Leandra convidou Simone para participar dos encontros da Aboi, que aconteciam no salão de festas do prédio da presidente da associação. A primeira reunião foi um choque. "Os médicos mostravam no telão fraturas assustadoras, para as mães [de crianças com OI] era um show de horror. E eu descobri muitas coisas sérias sobre a doença, que poderia ficar surda, parar de andar. Chegava em casa arrasada, minha mãe até falou para eu parar de ir às reuniões porque me faziam mal."
Simone continuou frequentando a Aboi, inclusive para conseguir mais informações sobre a doença, até hoje pouco conhecida. Queria encontrar formas de melhorar sua qualidade de vida e tentar adiar os efeitos da doença.
Até agora, ela não encontrou muitas respostas da medicina para o seu caso. No estágio em que está, não pode fazer cirurgia. E os remédios à base de bisfosfonato de sódio, uma alternativa se usados a partir dos primeiros anos de vida, também não lhe adiantam mais.
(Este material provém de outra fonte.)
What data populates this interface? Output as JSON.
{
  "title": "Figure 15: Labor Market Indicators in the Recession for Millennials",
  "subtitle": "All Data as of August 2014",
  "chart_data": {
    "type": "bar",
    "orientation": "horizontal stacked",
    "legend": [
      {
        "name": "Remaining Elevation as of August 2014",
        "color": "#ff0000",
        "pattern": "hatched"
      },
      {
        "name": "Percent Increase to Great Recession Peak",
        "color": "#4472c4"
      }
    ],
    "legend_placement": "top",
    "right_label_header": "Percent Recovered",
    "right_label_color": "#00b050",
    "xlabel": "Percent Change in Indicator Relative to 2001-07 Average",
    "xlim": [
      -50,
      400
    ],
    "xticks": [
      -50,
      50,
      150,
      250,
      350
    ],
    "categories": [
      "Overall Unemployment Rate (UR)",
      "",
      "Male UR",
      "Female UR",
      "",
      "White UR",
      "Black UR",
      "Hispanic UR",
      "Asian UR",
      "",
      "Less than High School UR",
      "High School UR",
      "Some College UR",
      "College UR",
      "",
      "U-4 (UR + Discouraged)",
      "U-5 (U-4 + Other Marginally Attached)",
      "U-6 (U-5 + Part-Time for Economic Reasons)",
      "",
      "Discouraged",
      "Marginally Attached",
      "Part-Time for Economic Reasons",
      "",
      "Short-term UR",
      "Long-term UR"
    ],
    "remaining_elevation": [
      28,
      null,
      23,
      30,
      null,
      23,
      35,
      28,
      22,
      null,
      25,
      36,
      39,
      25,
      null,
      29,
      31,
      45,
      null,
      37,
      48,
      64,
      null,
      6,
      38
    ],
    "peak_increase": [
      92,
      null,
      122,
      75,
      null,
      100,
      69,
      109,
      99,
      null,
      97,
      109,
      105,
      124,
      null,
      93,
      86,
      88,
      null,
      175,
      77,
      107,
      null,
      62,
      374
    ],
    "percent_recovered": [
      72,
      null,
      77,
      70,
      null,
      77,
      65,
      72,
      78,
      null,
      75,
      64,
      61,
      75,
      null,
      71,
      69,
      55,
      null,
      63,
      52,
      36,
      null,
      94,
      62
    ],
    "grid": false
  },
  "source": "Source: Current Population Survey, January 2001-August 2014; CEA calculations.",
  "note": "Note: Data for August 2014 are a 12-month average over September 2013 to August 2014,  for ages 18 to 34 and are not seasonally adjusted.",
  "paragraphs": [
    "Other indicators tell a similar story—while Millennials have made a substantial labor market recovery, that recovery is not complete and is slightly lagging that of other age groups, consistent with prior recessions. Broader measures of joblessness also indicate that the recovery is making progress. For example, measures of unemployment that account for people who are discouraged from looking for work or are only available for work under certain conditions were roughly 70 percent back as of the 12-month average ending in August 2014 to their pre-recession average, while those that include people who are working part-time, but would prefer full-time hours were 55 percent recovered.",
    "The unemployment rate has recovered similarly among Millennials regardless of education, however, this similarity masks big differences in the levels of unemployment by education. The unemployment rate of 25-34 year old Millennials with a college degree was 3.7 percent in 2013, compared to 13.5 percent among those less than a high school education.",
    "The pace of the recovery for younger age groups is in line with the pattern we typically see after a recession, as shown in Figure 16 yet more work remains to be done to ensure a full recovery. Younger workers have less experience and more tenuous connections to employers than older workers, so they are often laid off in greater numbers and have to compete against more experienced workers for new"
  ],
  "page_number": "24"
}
Ela tenta melhorar, pelas bordas. Faz fisioterapia, hidroginástica e toma todos os cuidados para não ter fraturas. "Eu não tenho medo de morrer, tenho medo de quebrar." E tornou-se voluntária da Aboi, ajudando na organização e na divulgação dos eventos da associação. Por conta própria, organiza almoços para portadores de OI e seus familiares. Já que está difícil frequentar as baladas, inventa sua própria festa.